Valerosa resistencia de proletarios del Ecuador contra floricultores colombianos

Obrera ecuatorianaA 75 kilómetros al norte de Quito, capital de Ecuador, en el Cantón Cayambe, está ubicada Flores La Montaña, parte del llamado Grupo Florexpo, del que también hacen parte los cultivos Santa Mónica, Cecilia, Zargazos y Claveles, propiedad de capitalistas colombianos, quienes han dado allí muestras de su salvajismo.

La empresa parece más un campo de concentración: la jornada dura regularmente doce horas y va de domingo a domingo, pero no se reconoce el pago de las horas extras; la alimentación es de pésima calidad; las fumigaciones se realizan sin sacar a los trabajadores de las áreas; el incumplimiento en el pago de los salarios y la seguridad social son el pan de cada día.

Cansados de semejante trato, en junio pasado, un grupo de 31 obreros se decidió a conformar un sindicato, de lo cual notificó al Ministerio del Trabajo, como lo exige la legislación ecuatoriana. A los pocos días la empresa impidió el ingreso a la plantación de todos los sindicalizados, y el gerente, Mario Mejía, se dedicó a recorrer las viviendas de cada uno de ellos, para hacerles el oprobioso chantaje de que a cambio de la carta de renuncia les entregaría la liquidación.

Más de la mitad de los activistas se resistieron y optaron por instalarse al frente del cultivo en señal de protesta. Durante casi dos meses estuvieron allí denunciando las tropelías de los patrones y exigiéndoles el respeto al derecho de libre asociación. El Ministerio del Trabajo vino a otorgarle la personería jurídica al sindicato el 18 de julio, cuando apenas quedaban 16 afiliados. La ley ecuatoriana exige un mínimo de 30.

Sin el número necesario de integrantes, sin medios para sostener su pelea, y sitiados por las necesidades, todos se vieron obligados a firmar la renuncia. Varios sindicatos de la región los acompañaron en la lucha, en primer lugar los de Jardines de Cayambe y Florequiza, los dos únicos que existen en las floras del país vecino y que también han sido sometidos al más intransigente asedio patronal.
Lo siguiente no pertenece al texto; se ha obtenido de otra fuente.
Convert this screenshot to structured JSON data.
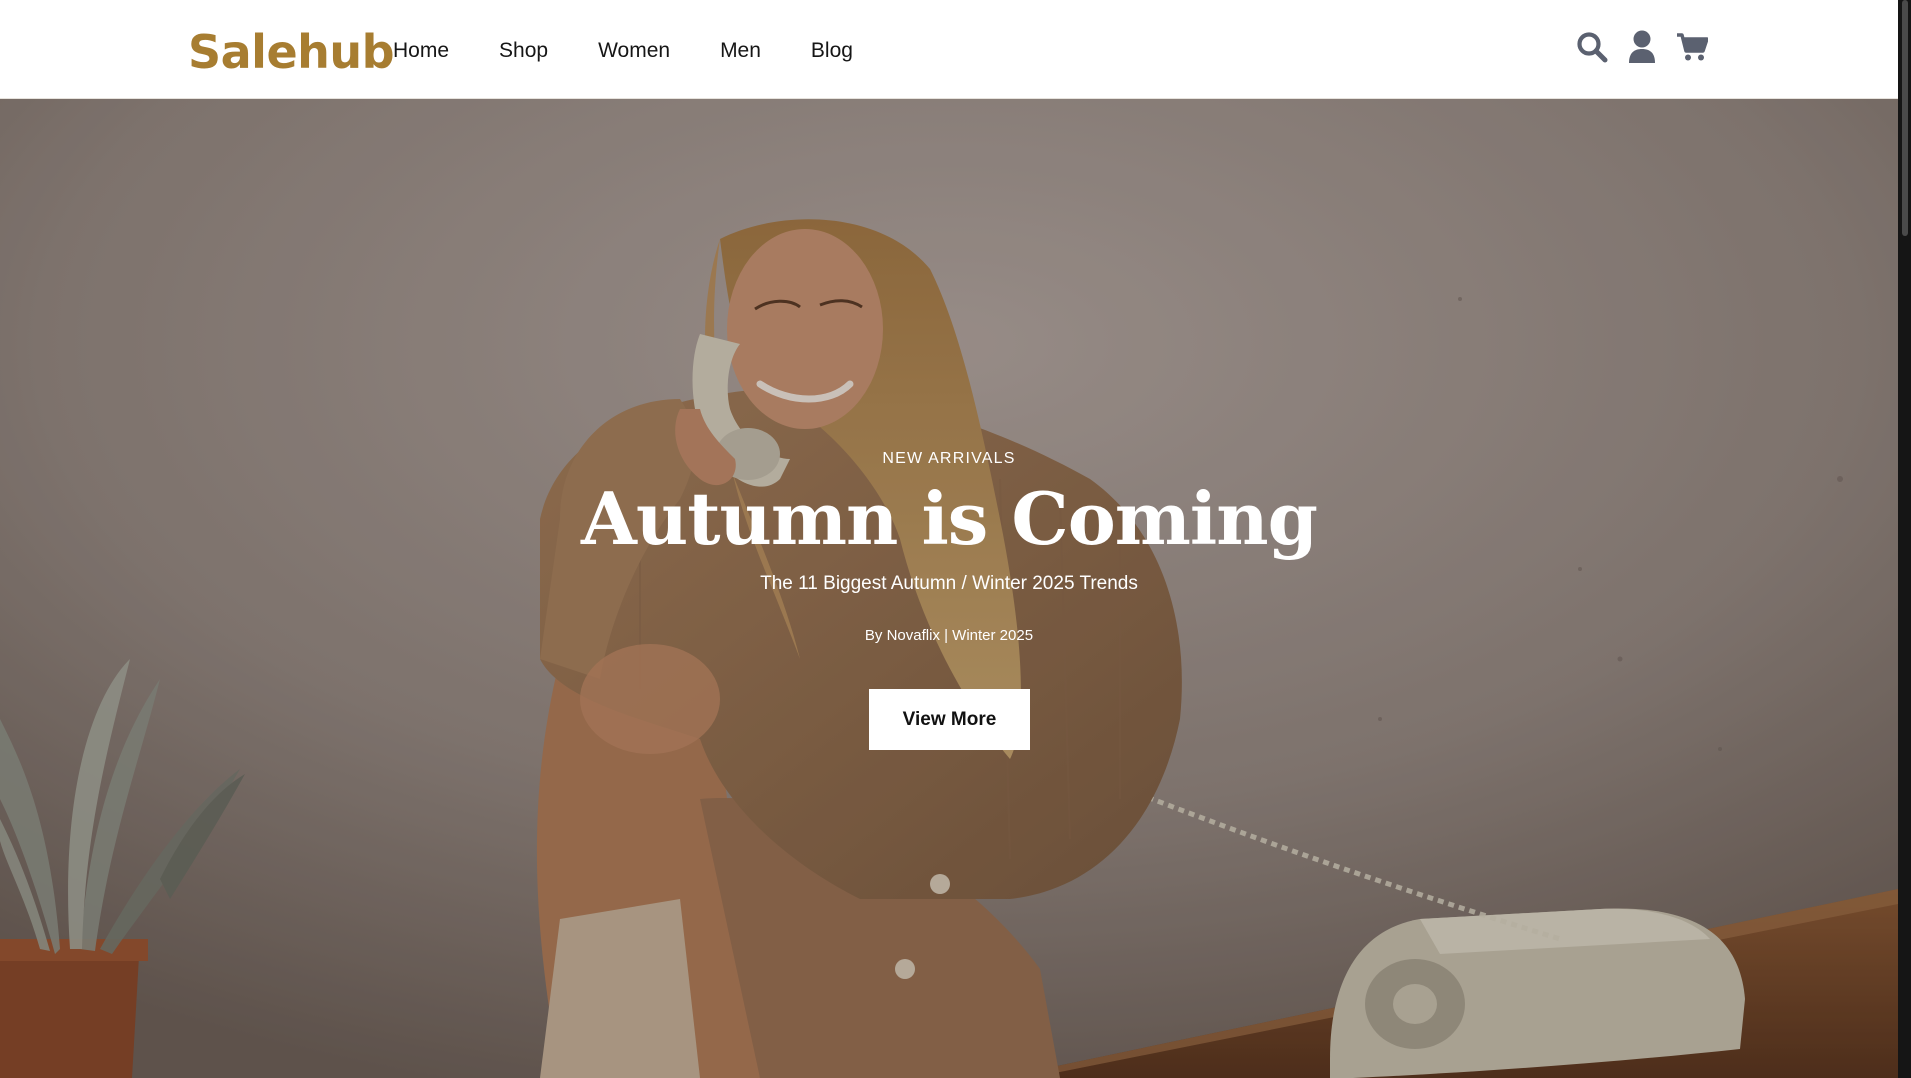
{
  "brand": {
    "logo_text": "Salehub",
    "logo_color": "#a77d31"
  },
  "nav": {
    "items": [
      {
        "label": "Home"
      },
      {
        "label": "Shop"
      },
      {
        "label": "Women"
      },
      {
        "label": "Men"
      },
      {
        "label": "Blog"
      }
    ]
  },
  "header_icons": [
    {
      "icon": "search-icon"
    },
    {
      "icon": "user-icon"
    },
    {
      "icon": "cart-icon"
    }
  ],
  "hero": {
    "eyebrow": "NEW ARRIVALS",
    "title": "Autumn is Coming",
    "subtitle": "The 11 Biggest Autumn / Winter 2025 Trends",
    "byline": "By Novaflix | Winter 2025",
    "cta_label": "View More"
  },
  "colors": {
    "icon_gray": "#5b6170",
    "header_bg": "#ffffff",
    "text_dark": "#161616"
  }
}
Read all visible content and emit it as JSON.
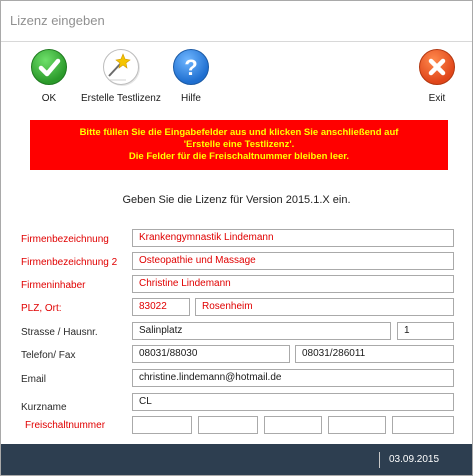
{
  "window": {
    "title": "Lizenz eingeben"
  },
  "toolbar": {
    "ok_label": "OK",
    "testlizenz_label": "Erstelle Testlizenz",
    "hilfe_label": "Hilfe",
    "exit_label": "Exit"
  },
  "notice": {
    "line1": "Bitte füllen Sie die Eingabefelder aus und klicken Sie anschließend auf",
    "line2": "'Erstelle eine Testlizenz'.",
    "line3": "Die Felder für die Freischaltnummer bleiben leer."
  },
  "subtitle": "Geben Sie die Lizenz für Version 2015.1.X ein.",
  "form": {
    "firmenbezeichnung": {
      "label": "Firmenbezeichnung",
      "value": "Krankengymnastik Lindemann"
    },
    "firmenbezeichnung2": {
      "label": "Firmenbezeichnung 2",
      "value": "Osteopathie und Massage"
    },
    "firmeninhaber": {
      "label": "Firmeninhaber",
      "value": "Christine Lindemann"
    },
    "plz_ort": {
      "label": "PLZ, Ort:",
      "plz": "83022",
      "ort": "Rosenheim"
    },
    "strasse": {
      "label": "Strasse / Hausnr.",
      "strasse": "Salinplatz",
      "hausnr": "1"
    },
    "telefon": {
      "label": "Telefon/ Fax",
      "telefon": "08031/88030",
      "fax": "08031/286011"
    },
    "email": {
      "label": "Email",
      "value": "christine.lindemann@hotmail.de"
    },
    "kurzname": {
      "label": "Kurzname",
      "value": "CL"
    },
    "freischalt": {
      "label": "Freischaltnummer",
      "values": [
        "",
        "",
        "",
        "",
        ""
      ]
    }
  },
  "status": {
    "date": "03.09.2015"
  },
  "colors": {
    "notice_bg": "#ff0000",
    "notice_text": "#ffff00",
    "statusbar": "#2d3e50"
  }
}
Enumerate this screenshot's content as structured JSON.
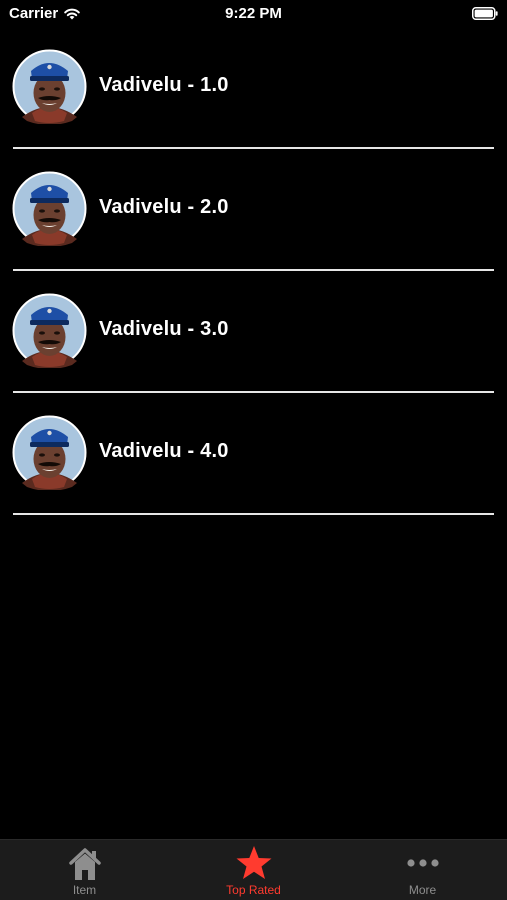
{
  "status_bar": {
    "carrier": "Carrier",
    "time": "9:22 PM"
  },
  "items": [
    {
      "label": "Vadivelu - 1.0"
    },
    {
      "label": "Vadivelu - 2.0"
    },
    {
      "label": "Vadivelu - 3.0"
    },
    {
      "label": "Vadivelu - 4.0"
    }
  ],
  "tab_bar": {
    "tabs": [
      {
        "label": "Item",
        "icon": "home-icon",
        "active": false
      },
      {
        "label": "Top Rated",
        "icon": "star-icon",
        "active": true
      },
      {
        "label": "More",
        "icon": "more-icon",
        "active": false
      }
    ],
    "active_color": "#ff3b2f",
    "inactive_color": "#8e8e8e"
  }
}
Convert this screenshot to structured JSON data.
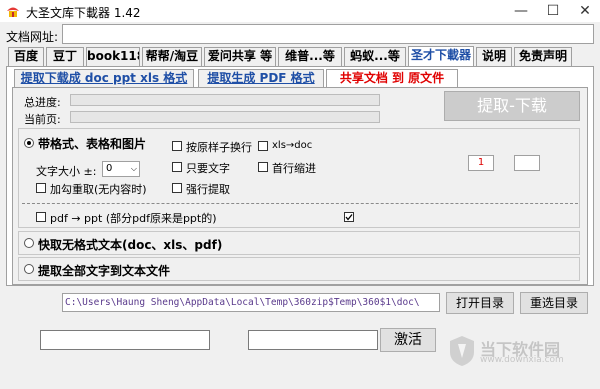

María Celinda Caiza, secretaria general del sindicato de Flores la Montaña, participó en el encuentro de Ica. Allí, demostró que su espíritu no fue doblegado por la dura prueba y que, por el contrario, mantiene un ferviente deseo de organizar a los floristeros del Ecuador.

Los proletarios de las floras ecuatorianas y colombianas deberán unirse;  hacer titánicos esfuerzos por crear y fortalecer sus organizaciones y respaldar mutuamente sus luchas, como lo acordaron en Ica María Celinda y Aidé Silva. Juntos podrán impedir que la voraz competencia de los burgueses por abaratar el costo de la mano de obra los suma aún más en la miseria y la explotación.